9. Both Joseph Smith and David Koresh were shot in gun battles.

For Joseph Smith see History of the Church Vol. 7 pp. 101-03. It should be noted that in the cases of both Koresh and Smith, followers could argue that the actions of the government were illegal or inappropriate. Mormons often explain that Smith was returning fire at a mob in self-defense. This view, however, seems to rule out the Mormon claim that Smith died as a "martyr" (History of the Church, Vol. 6, p. 618; Vol. 7, pp. 55, 129). (Neither Koresh or Smith seemed willing to "turn the other cheek").

10. Both Joseph Smith and David Koresh favorably compared their ministries with that of Christ and claimed to hold the priesthood or office of Christ.

Joseph Smith said, "I have more to boast of than ever any man had. I am the only man that has ever been able to keep a whole church together since the days of Adam. A large majority of the whole have stood by me. Neither Paul, John, Peter, nor Jesus ever did it. I boast that no man ever did such a work as I" (History of the Church, Vol. 6, pp. 408-09). Smith elsewhere claimed to hold the Melchizedek priesthood - the same priesthood held by Christ (Ibid, Vol.1, p. 40).

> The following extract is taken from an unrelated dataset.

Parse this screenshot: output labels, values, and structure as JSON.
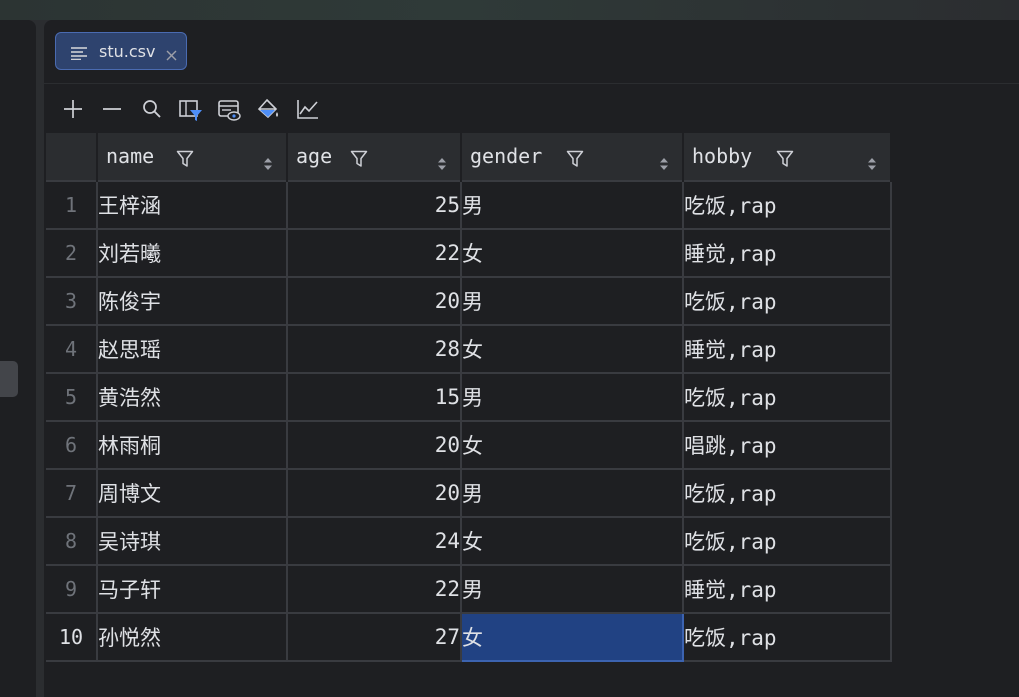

David Koresh has claimed the same titles directly applicable to Jesus Christ including "Lamb of God," and "the anointed one," adding that "the last apostle I spake with was John" referring to the Revelation of Christ to John the author of the book of Revelation (Dallas Morning News, 1 March 1993, p. 13-A).

What Is The Difference?

It would not be fair to say that the only difference between David Koresh and Joseph Smith is a multi-million dollar daily income, ten million followers, and a good PR campaign. There are important distinctions between the two prophets. While there are vast differences between David Koresh and Joseph Smith, however, there are some striking similarities. Sufficient similarities may exist to make many Mormons uncomfortable with the claims of Joseph Smith in light of the principles of mind-control.